7.      General comments concerning translation work

Word Connection Business Translation Services shall not be obliged to check the material to be translated in regard to any third party rights (copyrights, etc.). Rather, Word Connection Business Translation Services can proceed on the assumption that the Customer possesses all necessary rights in regard to the source material (text to be translated, etc.).

Should an order be placed for the translation of texts that are protected by copyright, the Customer needs to explicitly specify the purpose for which the translation will be used. The Customer shall hold Word Connection Business Translation Services harmless in regard to any third party claims of any kind based on any infringements of copyrights, ancillary copyrights and any other intellectual property rights or personal rights. Should a third party sue the Customer, the latter must immediately inform Word Connection Business Translation Services about it and, in the event of a dispute before a court, notify Word Connection Business Translation Services of the dispute. In regard to the translation, adaptation and exploitation of works of literature and art, the Customer is hereby explicitly being made aware of Art. 8 RBC Revised Berne Convention for the Protection of Works of Literature and Art), as well as Secs. 5 and 14 Austrian Copyright Act (UrhG).

Should no special agreements have been entered into concerning the qualitative requirements in regard to the translation work or should no specific requirements be apparent due to the nature of the order placed, the translation services of Word Connection Business Translation Services shall be provided to the best of its knowledge and belief. In the case of incomprehensible or incoherent source texts, the translation will correspond as closely as possible to the original text. Stylistic improvements may be made by Word Connection Business Translation Services and shall not be deemed a translation defect.
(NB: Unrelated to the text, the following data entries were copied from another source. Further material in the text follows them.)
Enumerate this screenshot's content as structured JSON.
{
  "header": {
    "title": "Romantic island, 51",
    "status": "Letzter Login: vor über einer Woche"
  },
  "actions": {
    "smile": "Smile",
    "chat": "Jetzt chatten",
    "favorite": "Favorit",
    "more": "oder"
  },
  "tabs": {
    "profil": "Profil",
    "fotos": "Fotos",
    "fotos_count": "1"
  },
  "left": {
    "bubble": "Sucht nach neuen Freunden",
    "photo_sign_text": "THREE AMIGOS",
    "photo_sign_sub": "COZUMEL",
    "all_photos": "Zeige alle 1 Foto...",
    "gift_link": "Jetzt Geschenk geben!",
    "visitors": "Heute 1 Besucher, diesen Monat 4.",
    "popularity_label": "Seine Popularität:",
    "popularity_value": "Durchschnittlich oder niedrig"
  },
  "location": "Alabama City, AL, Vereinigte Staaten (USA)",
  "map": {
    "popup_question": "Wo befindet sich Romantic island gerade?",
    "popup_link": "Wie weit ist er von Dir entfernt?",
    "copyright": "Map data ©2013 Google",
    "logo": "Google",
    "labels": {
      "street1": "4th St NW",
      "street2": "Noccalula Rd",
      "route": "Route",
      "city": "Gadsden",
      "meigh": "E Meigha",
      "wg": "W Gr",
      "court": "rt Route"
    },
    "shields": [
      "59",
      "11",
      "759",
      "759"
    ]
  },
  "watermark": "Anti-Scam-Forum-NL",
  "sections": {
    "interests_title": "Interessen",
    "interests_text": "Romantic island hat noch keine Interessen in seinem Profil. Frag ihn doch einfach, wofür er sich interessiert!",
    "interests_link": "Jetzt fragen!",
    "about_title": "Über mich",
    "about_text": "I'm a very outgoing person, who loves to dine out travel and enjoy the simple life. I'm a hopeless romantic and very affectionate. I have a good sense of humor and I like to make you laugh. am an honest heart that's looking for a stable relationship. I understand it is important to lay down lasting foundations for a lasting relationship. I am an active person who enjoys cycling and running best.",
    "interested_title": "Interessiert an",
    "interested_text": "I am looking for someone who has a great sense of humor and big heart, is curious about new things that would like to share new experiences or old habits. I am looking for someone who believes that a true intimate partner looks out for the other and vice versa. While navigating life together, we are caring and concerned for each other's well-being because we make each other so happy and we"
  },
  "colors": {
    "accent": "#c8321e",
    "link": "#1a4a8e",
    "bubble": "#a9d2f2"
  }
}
This shall also apply to approximate translations” of specific terminology (for example in case of in-house terminology of the customer)

Should conversions of numbers, quantities and weights etc. become necessary in the translation, Word Connection Business Translation Services shall not assume any liability for the reproduction of numbers.

Any text passages in the source text which are not written in Latin script or which are illegible do not have to be included in the translation and shall also not be recognised as a translation defect should an attempt at translation be made. Should the source text be subject to any restrictions such as non-disclosure obligations, the Customer shall be required to explicitly inform Word Connection Business Translation Services about it, so that corresponding precautions can be taken, especially as Word Connection Business Translation Services may also make use of the services of third parties to implement the agreement.

 

8.      Transmission and dispatch

The translation will be dispatched and/or transmitted electronically at the Customer's risk. Word Connection Business Translation Services shall not incur any liability for the defective transmission of the texts or for the loss of them, or for their being damaged or lost when dispatched by non-electronic means.

 

9.      Other provisions agreed

Any provisions agreed, subsequent amendments, additions, ancillary agreements, etc. shall require to be made in writing in order to be legally valid, i.e. also bear an original signature or otherwise a secure electronic signature. Any declarations, notices, etc. addressed to us are required to be made in writing in order to be legally valid, i.e. also bear an original signature or a secure electronic signature.

Austrian substantive law shall apply. The applicability of the United Nations Convention on Contracts for the International Sale of Goods (CISG) is excluded. The contractual language shall be German or English.

The court having jurisdiction concerning the subject matter at the registered office of our company shall be responsible for deciding on any disputes arising from this contract. However, we shall also be entitled to file a lawsuit at the general place of jurisdiction of the Contracting Partner.

The invalidity of any individual provisions of this contract or its components shall not affect the validity of the contract as a whole.